When the team contemplated an initial public offering three weeks into the game, Jiang advised against it. He could see from the financial statements that other companies hadn’t benefited from the move. If they waited, he said, the company’s stock would be worth more.

The others agreed to wait. And the decision helped to propel the team into the lead.

"This had a lot of real world aspects to it," Idrovo said. "We learned a lot."

Markert has used the simulation for nearly 10 years in his undergraduate business policy and strategy class. This is the first time a group of his students has remained among the Top 100 for six weeks straight, he said.

The students competed against each other in Markert’s "Business Policy and Strategy" class, and behind the scenes, simulation administrators compared their results to every other school and team. Each week, the administrators announced the teams with the best results.

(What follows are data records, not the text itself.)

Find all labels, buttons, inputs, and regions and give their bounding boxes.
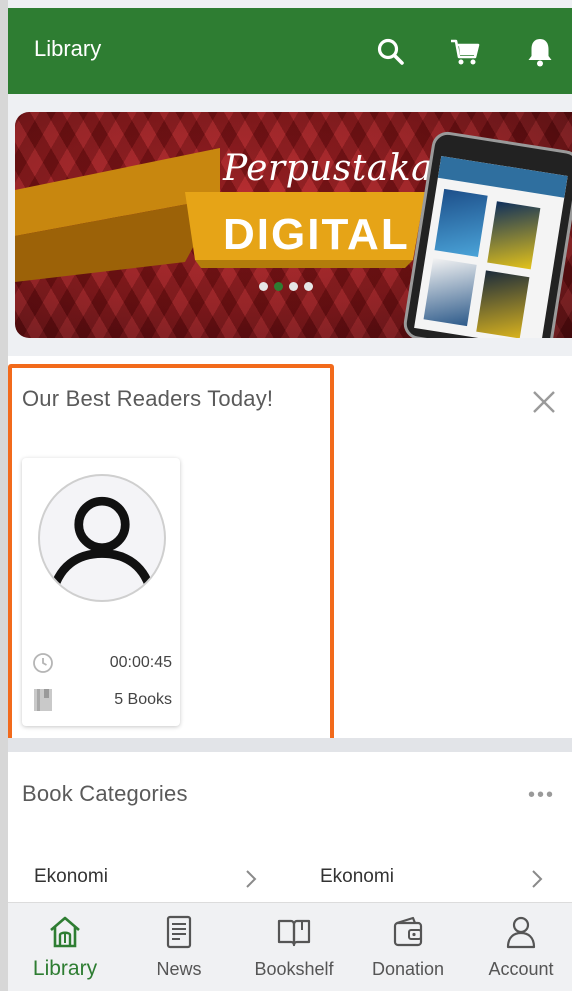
carousel-dot[interactable]	[259, 282, 268, 291]
nav-item-bookshelf[interactable]: Bookshelf	[239, 913, 349, 989]
bottom-navigation: Library News Bookshelf Donation Account	[8, 902, 572, 991]
book-cover-image	[423, 257, 477, 327]
user-icon	[506, 916, 536, 949]
phone-screen	[414, 155, 568, 338]
wallet-icon	[393, 916, 423, 947]
nav-label-account: Account	[488, 959, 554, 979]
category-item[interactable]: Ekonomi	[320, 866, 394, 888]
section-divider	[8, 738, 572, 752]
book-categories-section	[8, 752, 572, 912]
search-icon	[377, 38, 404, 65]
cart-icon	[451, 39, 480, 65]
top-app-bar: Library	[8, 8, 572, 94]
promo-banner-carousel[interactable]: Perpustakaan DIGITAL	[15, 112, 572, 338]
screen-edge	[0, 0, 8, 991]
nav-label-library: Library	[32, 957, 98, 980]
chevron-right-icon[interactable]	[240, 866, 262, 892]
cart-button[interactable]	[445, 32, 485, 72]
category-item[interactable]: Ekonomi	[34, 866, 108, 888]
more-options-button[interactable]: •••	[528, 784, 555, 807]
nav-item-donation[interactable]: Donation	[353, 913, 463, 989]
nav-item-news[interactable]: News	[124, 913, 234, 989]
search-button[interactable]	[371, 32, 411, 72]
highlight-outline	[8, 364, 334, 744]
book-open-icon	[277, 919, 311, 947]
carousel-dot[interactable]	[304, 282, 313, 291]
app-screen: Library Perpustakaan DIGITAL Our Best Re…	[8, 0, 572, 991]
carousel-dot[interactable]	[289, 282, 298, 291]
close-button[interactable]	[526, 384, 562, 420]
book-cover-image	[434, 188, 488, 257]
book-categories-title: Book Categories	[22, 781, 188, 806]
nav-label-bookshelf: Bookshelf	[254, 959, 334, 979]
carousel-indicator[interactable]	[259, 282, 313, 291]
bell-icon	[528, 39, 552, 67]
nav-item-account[interactable]: Account	[466, 913, 572, 989]
news-icon	[166, 915, 192, 949]
home-icon	[50, 916, 80, 948]
book-cover-image	[476, 270, 530, 338]
chevron-right-icon[interactable]	[526, 866, 548, 892]
page-title: Library	[34, 36, 102, 61]
nav-item-library[interactable]: Library	[10, 913, 120, 989]
carousel-dot[interactable]	[274, 282, 283, 291]
book-cover-image	[487, 201, 541, 270]
notifications-button[interactable]	[520, 32, 560, 72]
nav-label-donation: Donation	[371, 959, 445, 979]
close-icon	[533, 391, 555, 413]
nav-label-news: News	[156, 959, 202, 979]
banner-headline: DIGITAL	[223, 210, 410, 259]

In the simulation, Rutgers Business School competed against such schools as Penn State, the University of Texas-Dallas, Denmark’s Copenhagen Business School and Canada’s Alberta Institute of Technology, according to Markert.

"The Funky Company team achieved extraordinary success with a strategy and a set of operating decisions which generated above average results in return on investment, stock price, market image and credit rating," he said.

 "It was a good experience," Khurshid said. "Before we go into the work world, it’s important that we’ve learned how to work together as a team."

With the semester coming to a close, Team F is looking forward to the possibility of competing against the other top teams during a week-long round in late December. "If we get the invitation," Idrovo said, "we’ll definitely do it."